Tiba-tiba datang Sang Pengawal kerajaan Maharaja Negeri Alengka menghadap sang maharaja di balairung istana.
“Daulat, tuanku. Hamba hendak mengabarkan berita penting”, sembah sang pengawal kerajaan.
“Ada apa sang pengawal. Begitu pentingkah kabar yang hendak engkau sampaikan”, kata Sang Maharaja sembari duduk di singgasana kerajaan. Sang maharaja baru saja tiba ke istana setelah dari pedalaman kampong. Meninjau pasukan yang hendak menjaga perbatasan.
“Negeri sedang genting. Semoga kabar yang hendak engkau sampaikan”, Kata sang Maharaja sedikit kesal.
“Daulat, tuanku. Kabar ini hendak hamba sampaikan, agar sang Maharaja tidak murka ketika kabar tidak segera disampaikan”, buru-buru sang pengawal menyampaikan. Muka tertunduk. Airmatanya keruh. Pertanda genting kabar hendak sang pengawal.
“Cepatlah”, kata sang Maharaja.
“Daulat, tuanku. Para adipati di pelosok kerajaan mengambil kepingan emas dari brangkas kerajaan. Kepingan emas yang digunakan untuk keperluan dapur umum dan perbaikan jalan menuju alun-alun. Demikian kabar yang hendak hamba sampaikan, Yang Mulia paduka Maharaja yang mulia”, katanya lega. Tangannya mengatup didada. Salam sembah kepada yang Mulia Maharaja.
“Kurang ajar. Mengapa masih ada juga adipati yang mengambil kepingan emas dari brangkas kerajaan. Apakah dia tidak mengetahui. Negeri ini sedang mempersiapkan perang besar menghadapi negara naga.

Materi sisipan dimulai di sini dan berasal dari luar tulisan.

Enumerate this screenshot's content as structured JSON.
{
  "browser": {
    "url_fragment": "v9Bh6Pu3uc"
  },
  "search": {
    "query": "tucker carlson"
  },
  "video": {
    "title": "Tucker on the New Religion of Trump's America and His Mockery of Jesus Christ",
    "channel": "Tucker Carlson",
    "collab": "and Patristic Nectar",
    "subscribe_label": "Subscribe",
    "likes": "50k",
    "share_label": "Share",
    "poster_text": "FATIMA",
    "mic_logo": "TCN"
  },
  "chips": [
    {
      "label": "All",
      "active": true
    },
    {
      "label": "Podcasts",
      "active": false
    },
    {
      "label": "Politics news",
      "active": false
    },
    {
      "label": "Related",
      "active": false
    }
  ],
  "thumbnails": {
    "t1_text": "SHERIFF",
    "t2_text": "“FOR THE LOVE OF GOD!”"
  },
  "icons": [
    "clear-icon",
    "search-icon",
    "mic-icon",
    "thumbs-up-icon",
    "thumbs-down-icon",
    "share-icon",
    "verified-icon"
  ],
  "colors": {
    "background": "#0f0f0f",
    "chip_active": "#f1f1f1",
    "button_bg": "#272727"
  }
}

Semburannya sudah menghangus desa-desa di pelosok kerajaan”, kata sang Maharaja kaget.
“Panggil Pamong Praja. Tangkap Sang Adipati. Gantung di alun-alun. Biar rakyat mengerti. Mengambil kepingan emas dari brangkas kerajaan adalah kejahatan terhadap negara. Jangan dikasih ampun”, murka sang Maharaja. Emosinya meledak-ledak. Suaranya menggelegar memenuhi balairung istana negeri Alengka.
“Siap, tuanku. Hamba akan panggil Pamong Praja”, kata Sang pengawal segera menyingkir dari Balairung istana. Sebelum murka Sang Maharaja semakin panjang.
“Dengar semuanya. Para Punggawa kerajaan, Senopati, Dewan Prabu, Mahaprabu, Menti, mangku, Dubalang Raja hingga Kerani Kerajaan negeri Alengka”, seru sang maharaja.
“Ketahuilah semuanya. Jangan mengkhianati rakyat. Rakyat sudah memberikan upetinya kepada kas kerajaan. Jangan sekali-kali kalian mengambilnya’, Titah sang Maharajara.
“Siapkan tiang pancung di alun-alun”, Demikian titah sang maharaja. Diapun bergegas keluar balairung istana.
“Hamba, tuanku”, seru yang hadir di balairung istana.